Segundo o colunista Nilson Xavier, no blog que leva o seu nome, a média de audiência da novela ficou em 30 pontos, o que é visto como esperado para o horário das 19h, quando o folhetim ficou no ar. No entanto, a maior relevância mesmo foi o impacto causado no público, principalmente por causa da interatividade com a internet, no lançamento do clipe das Empreguetes, grupo musical das empregadas domésticas, antes nessa plataforma do que na televisão, como o próprio colunista cita em seu artigo intitulado “Cheias de Charme: repercussão foi maior que a audiência”.

 

A segunda e mais recente é Isabel, da novela Lado a Lado (2012), levada às telas pela atriz Camila Pitanga.

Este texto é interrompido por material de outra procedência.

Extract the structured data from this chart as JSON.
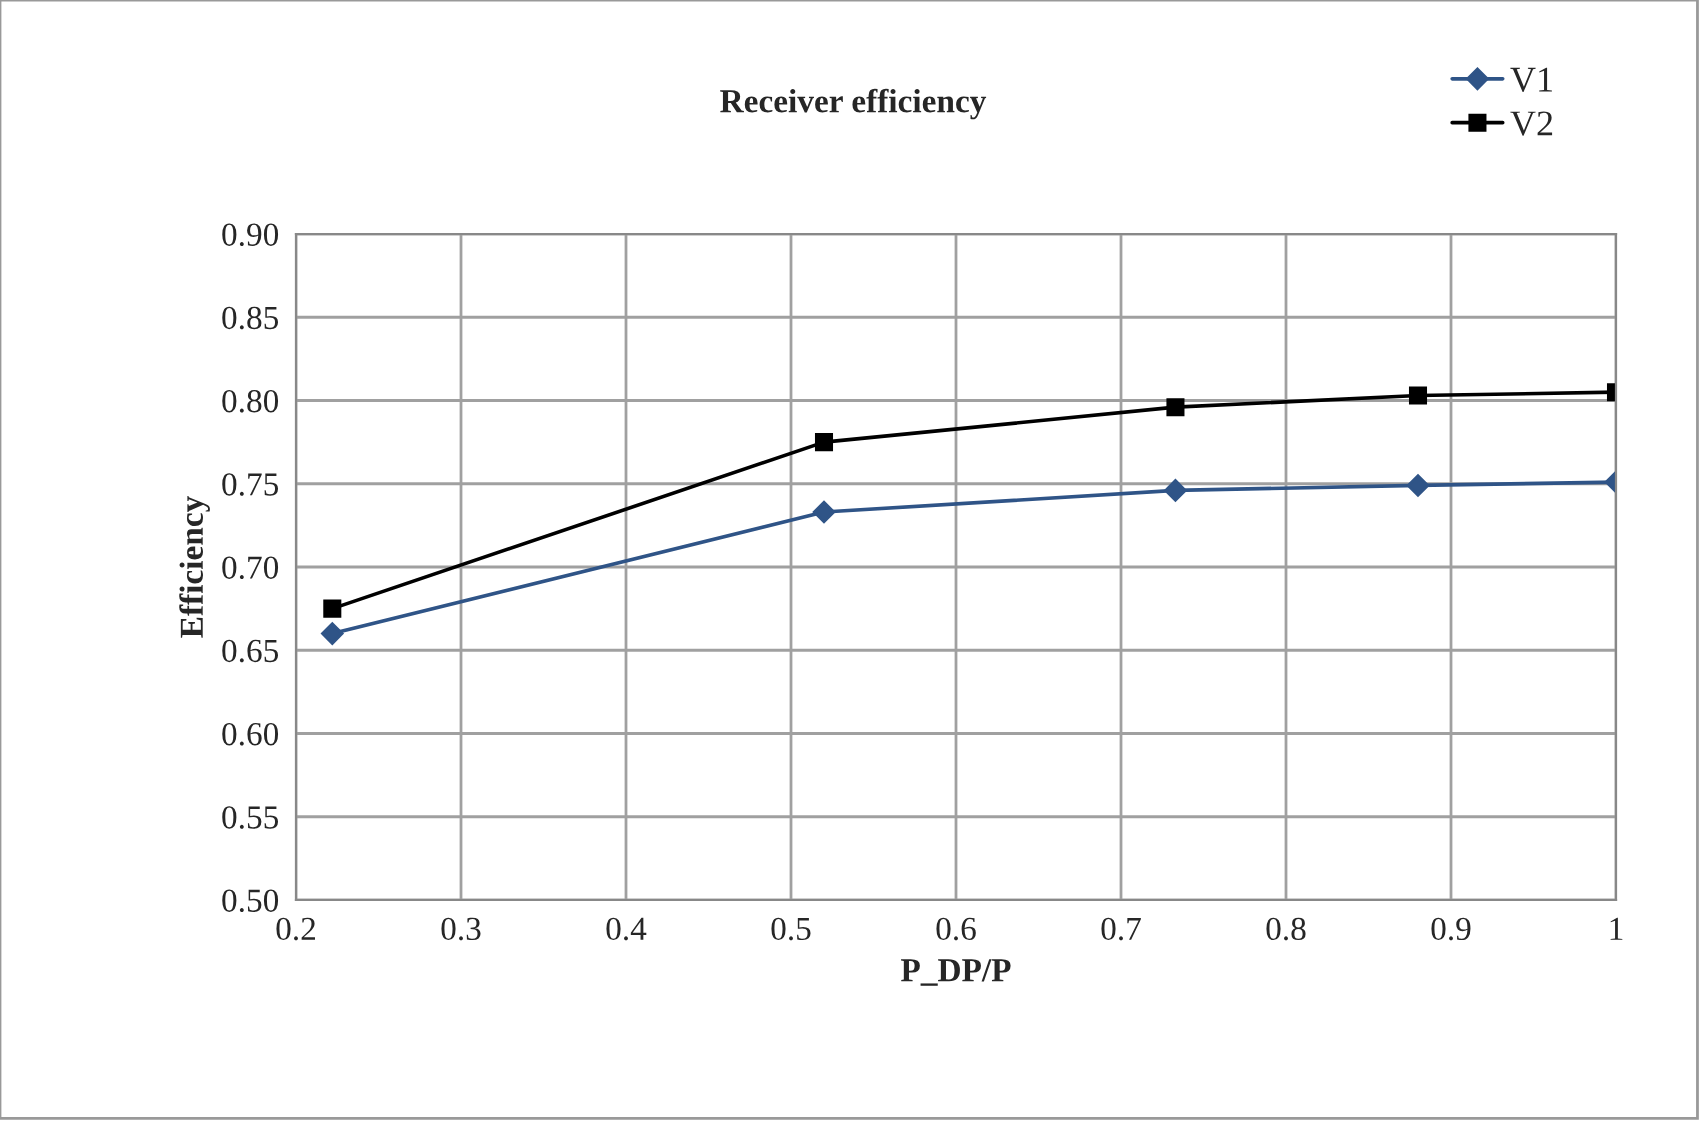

Ela fazia par com o barbeiro e capoeirista Zé Maria, interpretado por Lázaro Ramos. Apesar de não ter tido expressividade na audiência (de acordo com o colunista Nilson Xavier, a novela obteve apenas 18 pontos na média da audiência em São Paulo), a relevância veio ao trazer a história do Brasil pós-escravidão, mais ainda, um casal negro protagonizando o folhetim das 18h da TV Globo, situação que só aconteceu uma vez nos 20 anos de novelas analisados.

 

Além disso, mesmo o negro aparecendo como protagonistas nestes dois exemplos, em nenhum folhetim transmitido no período entre 1996 a 2016 na TV Globo foi possível encontrar uma novela que trouxesse somente negros como protagonistas, independentemente da posição social ou do trabalho; quando estavam na linha de frente da trama, o protagonismo era dividido com pessoas brancas. A inexistência de negros em papeis principais, no entanto, pode ser encontrada na maioria das novelas.

Camila Pitanga e Lázaro Ramos em Lado a Lado (2012).